The TSA has launched an Instagram account, showing all the "dangerous items" they steal confiscate from air travellers. The message is clear: we are keeping you safe from in-flight danger.

But what they don't show is all the grand-jury indictments for conspiracy to commit air terrorism that they secured after catching people with these items — even the people who were packing guns.

That's because no one — not the TSA, not the DAs, not the DHS — believe that anyone who tries to board a plane with a dangerous item is actually planning on doing anything bad with them. After all, as New York State chief judge Sol Wachtler said (quoting Tom Wolfe), "a grand jury would 'indict a ham sandwich,' if that's what you wanted." So if there was any question about someone thinking of hurting a plane, you'd expect to see indictments.

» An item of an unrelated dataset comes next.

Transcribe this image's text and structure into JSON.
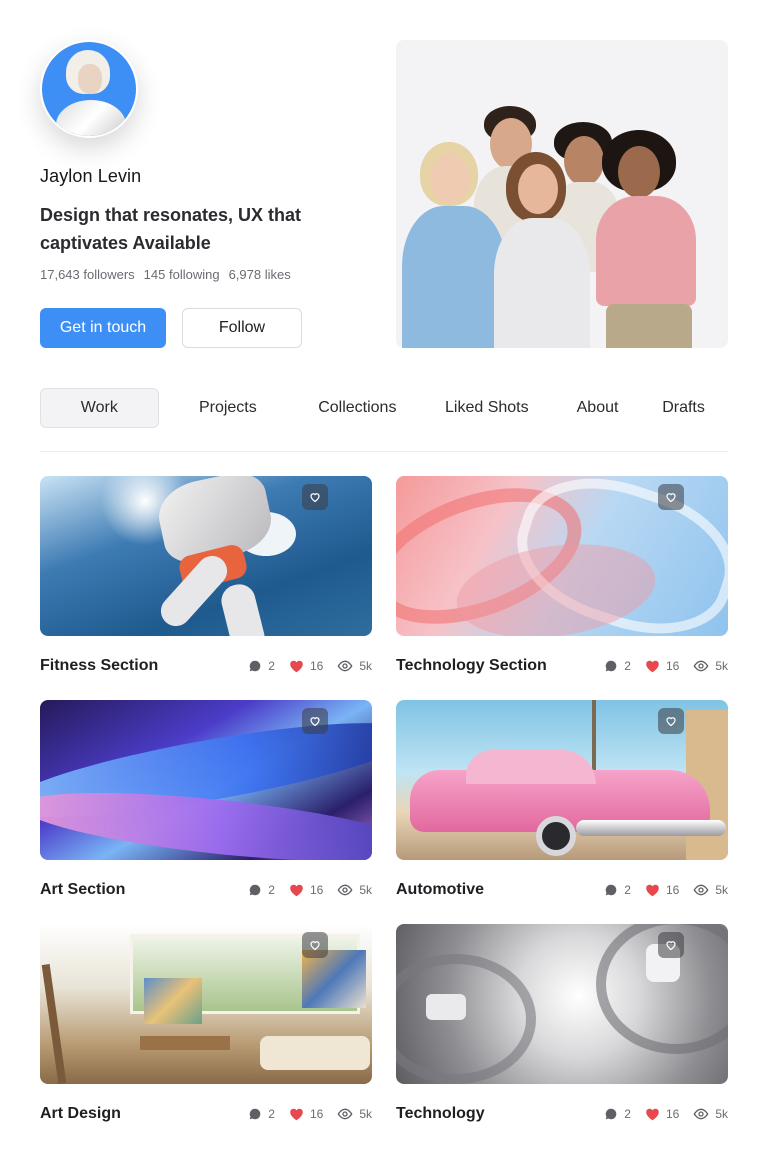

I had this discussion with a TSA agent at LAX last week. He asked me why I'd opted out of the pornoscanner — he'd been my pat-down assistant that day — and we got to talking. I said that as a frequent flier, I was very interested in safe airplanes, but that I didn't think the TSA contributed to that. He disagreed and cited all the stuff he confiscated, but admitted, when I asked him, that he didn't think that anyone actually planned to do anything bad to airplanes with the stuff he took away, nor did he think they'd do something unplanned and dangerous to the airplane with it.

"But," he said, "maybe someone who did want to crash the plane might take the bad thing away from them and attack it."

"That doesn't sound like a very reliable plan," I said. "If you were a terrorist and that was your plan, you'd have to spend a lot of time in the air waiting for someone to open his laptop bag and show you that he forgot to take his handgun out of it before he boarded."

"Yeah," he said. He thought for a moment. "This is really above my pay-grade."